For instance, when Atalanta first saw one of Deucalion’s friends meticulously engraving his name on wooden swords and bows, Atalanta realized what her master had been doing to the prince all along.
Ah. So that was it. Just as animals scratch the base of trees to declare their territory, humans engrave their names on anything of value to them.
Thus, from that time, the most valuable thing in Pherenike’s life was Deucalion Paetusa. As if engraving her name thousands of times would still not be enough.
As if to ensure that no one could ever take him from her again.
Pherenike is a woman who wishes her name to be inscribed in the flesh and blood of Deucalion. Just as God had marked her body, she planted her mark in every strand of the prince’s silver hair.
Atalanta had long noticed her master’s borderline madness. In fact, Deucalion was right.
Pherenike had always despised him for receiving healing from anyone else since he was young. She preferred perfection. There was no way she would happily allow inferior Althea to infiltrate and erase her mark on that body, which she had reconstructed dozens of times, like her own sanctuary.
Yet, she couldn’t possibly wish for him to be in such pain and agony while unreachable by her hands.
[“Pherenike hates seeing you in pain more than anything.”] the lioness earnestly conveyed. However, Deucalion had already closed his eyes, not reading the message offered by Atalanta.
Contrary to Dexikos’s memories that start from an earlier time, the young Deucalion remembered by Atalanta appeared a bit more refined, especially compared to Pherenike.

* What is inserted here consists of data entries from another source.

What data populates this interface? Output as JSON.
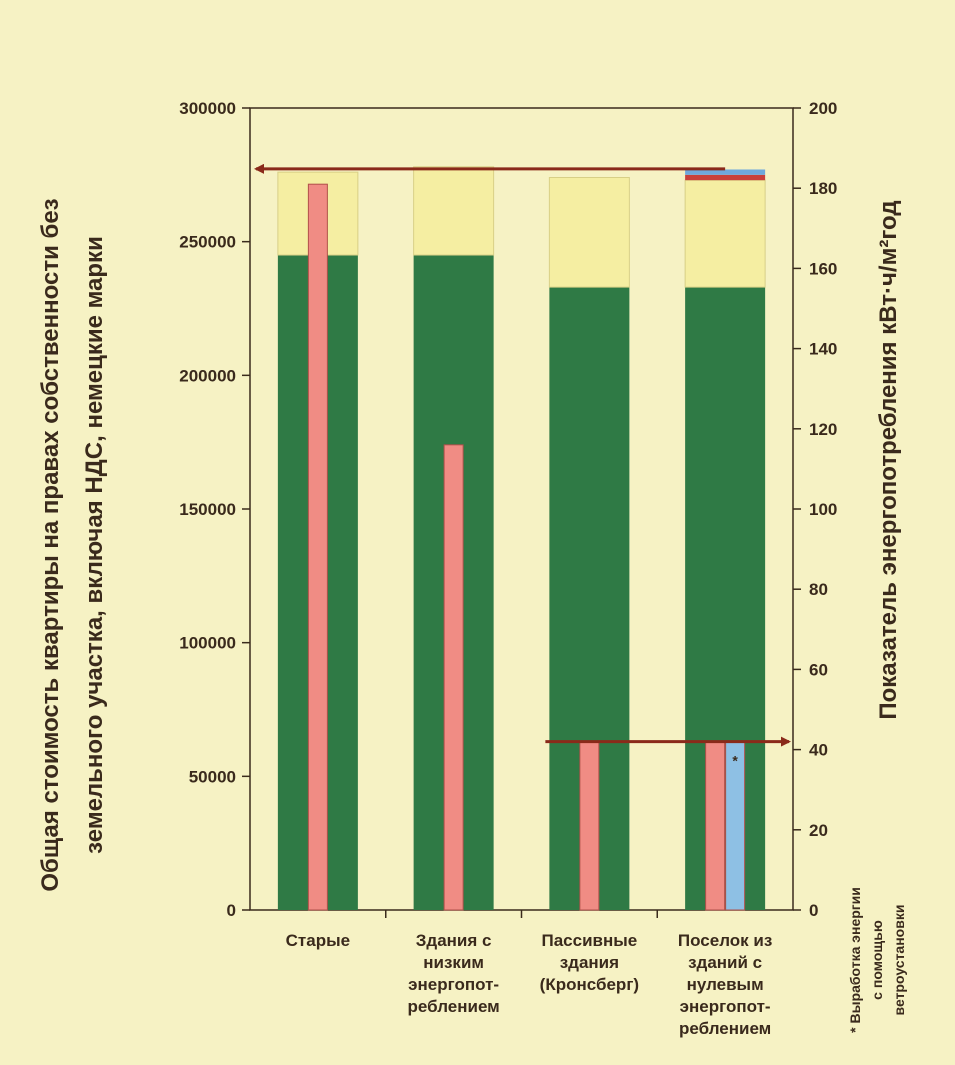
{
  "chart_data": {
    "type": "bar",
    "categories": [
      [
        "Старые"
      ],
      [
        "Здания с",
        "низким",
        "энергопот-",
        "реблением"
      ],
      [
        "Пассивные",
        "здания",
        "(Кронсберг)"
      ],
      [
        "Поселок из",
        "зданий с",
        "нулевым",
        "энергопот-",
        "реблением"
      ]
    ],
    "left_axis": {
      "label_lines": [
        "Общая стоимость квартиры на правах собственности без",
        "земельного участка, включая НДС, немецкие марки"
      ],
      "ylim": [
        0,
        300000
      ],
      "ticks": [
        "0",
        "50000",
        "100000",
        "150000",
        "200000",
        "250000",
        "300000"
      ]
    },
    "right_axis": {
      "label": "Показатель энергопотребления кВт·ч/м²год",
      "ylim": [
        0,
        200
      ],
      "ticks": [
        "0",
        "20",
        "40",
        "60",
        "80",
        "100",
        "120",
        "140",
        "160",
        "180",
        "200"
      ]
    },
    "cost_series": [
      {
        "name": "",
        "color": "#2f7a45",
        "values": [
          245000,
          245000,
          233000,
          233000
        ]
      },
      {
        "name": "",
        "color": "#f5eea2",
        "values": [
          31000,
          33000,
          41000,
          40000
        ]
      },
      {
        "name": "",
        "color": "#c9403a",
        "values": [
          0,
          0,
          0,
          2000
        ]
      },
      {
        "name": "",
        "color": "#6fa8dc",
        "values": [
          0,
          0,
          0,
          2000
        ]
      }
    ],
    "energy_series": [
      {
        "name": "",
        "color": "#f08c84",
        "values": [
          181,
          116,
          42,
          42
        ]
      },
      {
        "name": "",
        "color": "#8ec0e4",
        "values": [
          0,
          0,
          0,
          42
        ]
      }
    ],
    "star_marker": "*",
    "footnote_lines": [
      "* Выработка энергии",
      "с помощью",
      "ветроустановки"
    ]
  },
  "colors": {
    "background": "#f6f2c4",
    "axis": "#3a2a1c",
    "arrow": "#8a2a1a"
  }
}
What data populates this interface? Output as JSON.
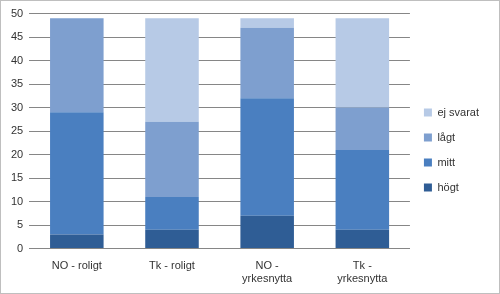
{
  "chart_data": {
    "type": "bar",
    "stacked": true,
    "grid": true,
    "legend": "right",
    "categories": [
      "NO - roligt",
      "Tk - roligt",
      "NO - yrkesnytta",
      "Tk - yrkesnytta"
    ],
    "series": [
      {
        "name": "högt",
        "color": "#2f5d95",
        "values": [
          3,
          4,
          7,
          4
        ]
      },
      {
        "name": "mitt",
        "color": "#4a7fc0",
        "values": [
          26,
          7,
          25,
          17
        ]
      },
      {
        "name": "lågt",
        "color": "#7e9fcf",
        "values": [
          20,
          16,
          15,
          9
        ]
      },
      {
        "name": "ej svarat",
        "color": "#b7cae6",
        "values": [
          0,
          22,
          2,
          19
        ]
      }
    ],
    "ylim": [
      0,
      50
    ],
    "yticks": [
      0,
      5,
      10,
      15,
      20,
      25,
      30,
      35,
      40,
      45,
      50
    ]
  }
}
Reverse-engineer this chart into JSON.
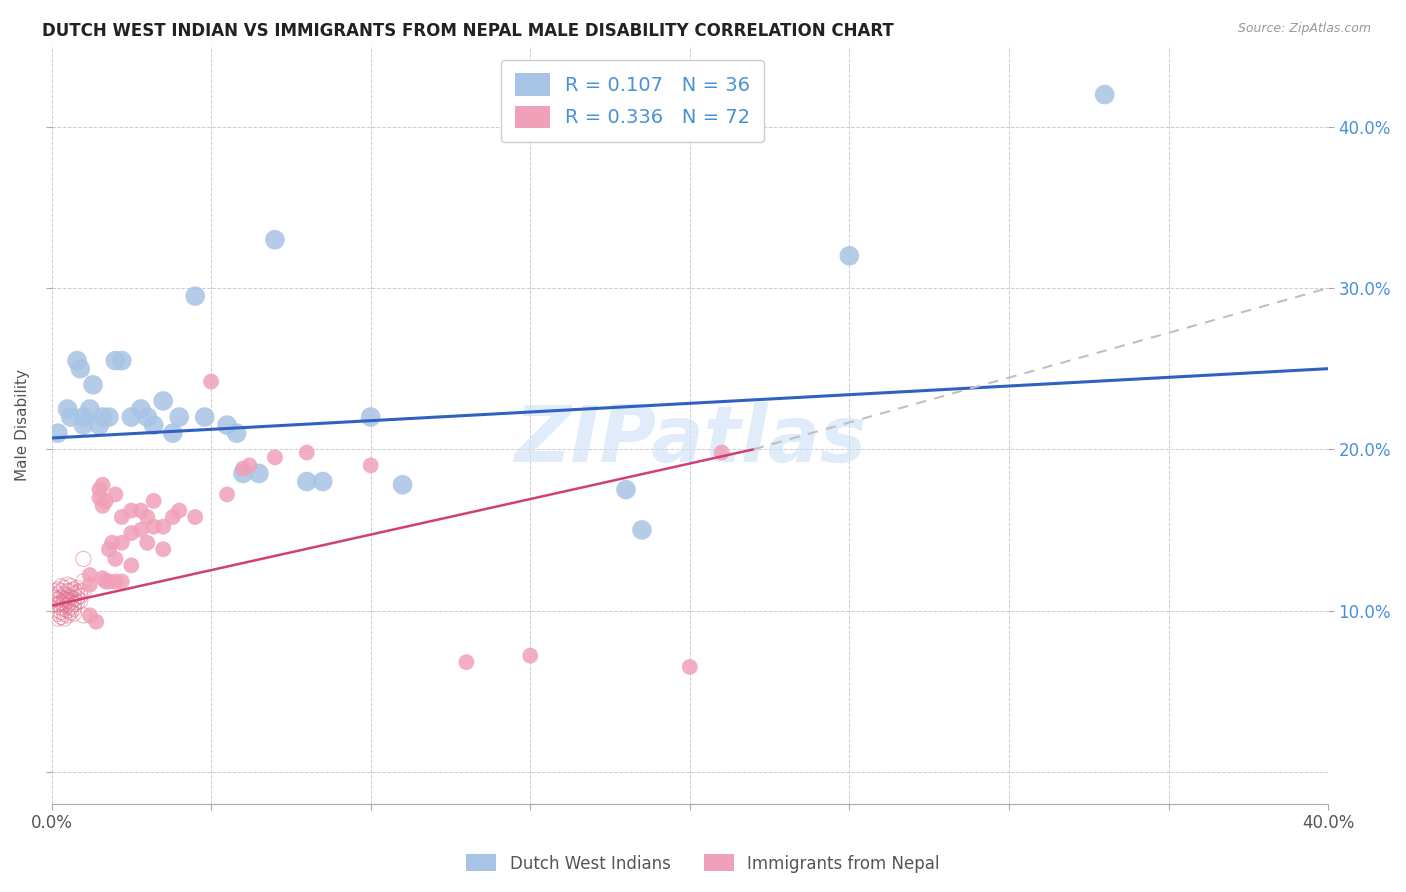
{
  "title": "DUTCH WEST INDIAN VS IMMIGRANTS FROM NEPAL MALE DISABILITY CORRELATION CHART",
  "source": "Source: ZipAtlas.com",
  "ylabel": "Male Disability",
  "xlim": [
    0.0,
    0.4
  ],
  "ylim": [
    -0.02,
    0.45
  ],
  "xticks": [
    0.0,
    0.05,
    0.1,
    0.15,
    0.2,
    0.25,
    0.3,
    0.35,
    0.4
  ],
  "yticks": [
    0.0,
    0.1,
    0.2,
    0.3,
    0.4
  ],
  "color_blue": "#a8c4e5",
  "color_pink": "#f0a0b8",
  "color_blue_line": "#3060c0",
  "color_pink_line": "#d04070",
  "color_pink_outline": "#e07090",
  "watermark": "ZIPatlas",
  "blue_points": [
    [
      0.002,
      0.21
    ],
    [
      0.005,
      0.225
    ],
    [
      0.006,
      0.22
    ],
    [
      0.008,
      0.255
    ],
    [
      0.009,
      0.25
    ],
    [
      0.01,
      0.22
    ],
    [
      0.01,
      0.215
    ],
    [
      0.012,
      0.225
    ],
    [
      0.013,
      0.24
    ],
    [
      0.015,
      0.215
    ],
    [
      0.016,
      0.22
    ],
    [
      0.018,
      0.22
    ],
    [
      0.02,
      0.255
    ],
    [
      0.022,
      0.255
    ],
    [
      0.025,
      0.22
    ],
    [
      0.028,
      0.225
    ],
    [
      0.03,
      0.22
    ],
    [
      0.032,
      0.215
    ],
    [
      0.035,
      0.23
    ],
    [
      0.038,
      0.21
    ],
    [
      0.04,
      0.22
    ],
    [
      0.045,
      0.295
    ],
    [
      0.048,
      0.22
    ],
    [
      0.055,
      0.215
    ],
    [
      0.058,
      0.21
    ],
    [
      0.06,
      0.185
    ],
    [
      0.065,
      0.185
    ],
    [
      0.07,
      0.33
    ],
    [
      0.08,
      0.18
    ],
    [
      0.085,
      0.18
    ],
    [
      0.1,
      0.22
    ],
    [
      0.11,
      0.178
    ],
    [
      0.18,
      0.175
    ],
    [
      0.185,
      0.15
    ],
    [
      0.25,
      0.32
    ],
    [
      0.33,
      0.42
    ]
  ],
  "pink_dense": [
    [
      0.0,
      0.11
    ],
    [
      0.001,
      0.112
    ],
    [
      0.001,
      0.108
    ],
    [
      0.002,
      0.113
    ],
    [
      0.002,
      0.11
    ],
    [
      0.002,
      0.107
    ],
    [
      0.002,
      0.104
    ],
    [
      0.002,
      0.1
    ],
    [
      0.002,
      0.098
    ],
    [
      0.002,
      0.095
    ],
    [
      0.003,
      0.115
    ],
    [
      0.003,
      0.112
    ],
    [
      0.003,
      0.108
    ],
    [
      0.003,
      0.105
    ],
    [
      0.003,
      0.102
    ],
    [
      0.003,
      0.099
    ],
    [
      0.003,
      0.096
    ],
    [
      0.004,
      0.114
    ],
    [
      0.004,
      0.11
    ],
    [
      0.004,
      0.107
    ],
    [
      0.004,
      0.104
    ],
    [
      0.004,
      0.101
    ],
    [
      0.004,
      0.098
    ],
    [
      0.004,
      0.095
    ],
    [
      0.005,
      0.116
    ],
    [
      0.005,
      0.112
    ],
    [
      0.005,
      0.109
    ],
    [
      0.005,
      0.106
    ],
    [
      0.005,
      0.103
    ],
    [
      0.005,
      0.1
    ],
    [
      0.005,
      0.097
    ],
    [
      0.006,
      0.115
    ],
    [
      0.006,
      0.112
    ],
    [
      0.006,
      0.108
    ],
    [
      0.006,
      0.105
    ],
    [
      0.006,
      0.102
    ],
    [
      0.006,
      0.099
    ],
    [
      0.007,
      0.113
    ],
    [
      0.007,
      0.11
    ],
    [
      0.007,
      0.107
    ],
    [
      0.007,
      0.104
    ],
    [
      0.007,
      0.101
    ],
    [
      0.007,
      0.098
    ],
    [
      0.008,
      0.114
    ],
    [
      0.008,
      0.111
    ],
    [
      0.008,
      0.108
    ],
    [
      0.008,
      0.105
    ],
    [
      0.009,
      0.112
    ],
    [
      0.009,
      0.109
    ],
    [
      0.009,
      0.106
    ],
    [
      0.01,
      0.132
    ],
    [
      0.01,
      0.118
    ],
    [
      0.01,
      0.112
    ],
    [
      0.01,
      0.097
    ]
  ],
  "pink_points": [
    [
      0.012,
      0.122
    ],
    [
      0.012,
      0.116
    ],
    [
      0.012,
      0.097
    ],
    [
      0.014,
      0.093
    ],
    [
      0.015,
      0.175
    ],
    [
      0.015,
      0.17
    ],
    [
      0.016,
      0.178
    ],
    [
      0.016,
      0.165
    ],
    [
      0.016,
      0.12
    ],
    [
      0.017,
      0.168
    ],
    [
      0.017,
      0.118
    ],
    [
      0.018,
      0.138
    ],
    [
      0.018,
      0.118
    ],
    [
      0.019,
      0.142
    ],
    [
      0.02,
      0.172
    ],
    [
      0.02,
      0.132
    ],
    [
      0.02,
      0.118
    ],
    [
      0.022,
      0.158
    ],
    [
      0.022,
      0.142
    ],
    [
      0.022,
      0.118
    ],
    [
      0.025,
      0.162
    ],
    [
      0.025,
      0.148
    ],
    [
      0.025,
      0.128
    ],
    [
      0.028,
      0.162
    ],
    [
      0.028,
      0.15
    ],
    [
      0.03,
      0.158
    ],
    [
      0.03,
      0.142
    ],
    [
      0.032,
      0.168
    ],
    [
      0.032,
      0.152
    ],
    [
      0.035,
      0.152
    ],
    [
      0.035,
      0.138
    ],
    [
      0.038,
      0.158
    ],
    [
      0.04,
      0.162
    ],
    [
      0.045,
      0.158
    ],
    [
      0.05,
      0.242
    ],
    [
      0.055,
      0.172
    ],
    [
      0.06,
      0.188
    ],
    [
      0.062,
      0.19
    ],
    [
      0.07,
      0.195
    ],
    [
      0.08,
      0.198
    ],
    [
      0.1,
      0.19
    ],
    [
      0.13,
      0.068
    ],
    [
      0.15,
      0.072
    ],
    [
      0.2,
      0.065
    ],
    [
      0.21,
      0.198
    ]
  ]
}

And even more so compared to the man now.
In truth, drawing distinctions between them hardly mattered. The boy and girl regarded each other with an almost eerie absoluteness from the start. They floundered in blind love early on, each desiring to monopolize the other from everything in the world.
It just so happened that the power each was born with was different. Orthea’s power was to harm, while Althea’s was to heal.
From very early on, Pherenike generously lavished her ‘harmless’ sacred Althea on the prince, claiming it as her territory of life. It served as both a fence to protect her love and a prison to confine it.
She nonchalantly used it as a leash to bind her love.